When Hinckley attempted to assassinate Reagan in 1981, he was rumored to have used explosive bullets, a .22 cal if I remember right, not hollow points, but explosive.
There was a illustration in Time magazine as to how explosive bullets worked.
It showed a whole round, cartridge case and bullet, coming out of the gun, hitting the target and exploding.
 


Military editors?

Virtually no newspapers today are likely to have either aviation writers or military writers on staff.

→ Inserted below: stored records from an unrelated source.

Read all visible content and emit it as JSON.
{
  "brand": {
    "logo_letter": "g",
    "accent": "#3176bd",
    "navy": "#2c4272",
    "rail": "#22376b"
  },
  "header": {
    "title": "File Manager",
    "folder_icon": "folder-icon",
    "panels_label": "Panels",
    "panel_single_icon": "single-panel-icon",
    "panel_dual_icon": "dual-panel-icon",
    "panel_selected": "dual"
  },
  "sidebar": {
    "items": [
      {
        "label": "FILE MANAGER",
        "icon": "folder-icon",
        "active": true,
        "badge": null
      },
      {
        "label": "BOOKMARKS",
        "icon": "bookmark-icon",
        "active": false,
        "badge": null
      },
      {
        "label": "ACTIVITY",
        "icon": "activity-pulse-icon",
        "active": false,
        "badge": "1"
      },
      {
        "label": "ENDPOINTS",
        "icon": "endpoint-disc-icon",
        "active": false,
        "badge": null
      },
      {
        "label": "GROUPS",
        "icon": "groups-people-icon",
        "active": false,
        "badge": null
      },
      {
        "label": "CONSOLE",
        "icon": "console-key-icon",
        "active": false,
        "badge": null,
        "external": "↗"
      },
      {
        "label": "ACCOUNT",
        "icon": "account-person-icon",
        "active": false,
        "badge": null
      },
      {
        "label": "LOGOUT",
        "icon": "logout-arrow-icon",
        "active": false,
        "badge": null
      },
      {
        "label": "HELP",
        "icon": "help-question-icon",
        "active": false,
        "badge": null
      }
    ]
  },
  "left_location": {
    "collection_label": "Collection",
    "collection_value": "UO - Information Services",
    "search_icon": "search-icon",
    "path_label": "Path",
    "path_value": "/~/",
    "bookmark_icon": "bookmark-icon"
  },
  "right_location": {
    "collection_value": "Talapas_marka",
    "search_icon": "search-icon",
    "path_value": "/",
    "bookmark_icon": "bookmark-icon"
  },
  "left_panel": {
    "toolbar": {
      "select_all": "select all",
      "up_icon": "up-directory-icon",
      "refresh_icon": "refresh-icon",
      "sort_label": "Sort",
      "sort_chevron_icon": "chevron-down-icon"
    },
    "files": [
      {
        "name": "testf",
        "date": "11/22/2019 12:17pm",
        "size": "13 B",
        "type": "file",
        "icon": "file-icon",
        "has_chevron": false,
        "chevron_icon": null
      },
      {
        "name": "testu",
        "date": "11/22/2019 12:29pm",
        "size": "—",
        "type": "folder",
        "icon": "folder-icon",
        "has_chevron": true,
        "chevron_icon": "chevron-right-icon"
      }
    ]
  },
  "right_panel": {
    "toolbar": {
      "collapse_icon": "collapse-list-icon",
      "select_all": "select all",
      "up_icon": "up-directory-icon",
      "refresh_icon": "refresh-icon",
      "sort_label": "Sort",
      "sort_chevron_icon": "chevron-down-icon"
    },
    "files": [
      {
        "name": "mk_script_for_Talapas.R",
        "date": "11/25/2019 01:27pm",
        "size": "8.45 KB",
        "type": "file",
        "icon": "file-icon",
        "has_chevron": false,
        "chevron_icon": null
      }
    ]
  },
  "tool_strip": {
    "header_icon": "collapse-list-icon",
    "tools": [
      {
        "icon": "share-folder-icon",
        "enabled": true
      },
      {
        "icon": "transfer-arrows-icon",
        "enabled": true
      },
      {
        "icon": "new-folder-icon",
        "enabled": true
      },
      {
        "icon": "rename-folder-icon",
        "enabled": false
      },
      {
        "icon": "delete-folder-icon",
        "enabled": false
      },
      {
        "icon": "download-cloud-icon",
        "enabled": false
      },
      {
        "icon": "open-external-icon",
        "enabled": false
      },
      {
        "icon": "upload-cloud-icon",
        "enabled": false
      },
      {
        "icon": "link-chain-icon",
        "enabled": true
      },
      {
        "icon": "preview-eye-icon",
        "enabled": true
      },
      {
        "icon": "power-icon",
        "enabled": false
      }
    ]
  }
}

They'll pull some kid off covering the social calendar or pothole filling, and that kid is probably getting paid less than the people sticking parking tickets on your car.
 
I once told a local rag, for a modest fee, mind you, that I would be happy to review any article they might be preparing for print, home-grown, or off the wire, for accuracy in terminology or nomenclature, but they did not like that, This, even after pointing out their errors in the previous six months.

Ain't no fixing stupid.

You run across it everywhere . . . Miami Herald prints an article about a local gent who was one of the SBD drivers striking the Japanese carriers at Midway . . . except he was not. Great story, but, alas. Took me all of about 15 seconds to say,"huh?" and start checking on it when it was obvious, from the story, that he's never been decorated with the Navy Cross. If you were flying an SBD and dropped out of the sky on one or more Japanese carriers at Midway you got the Navy Cross.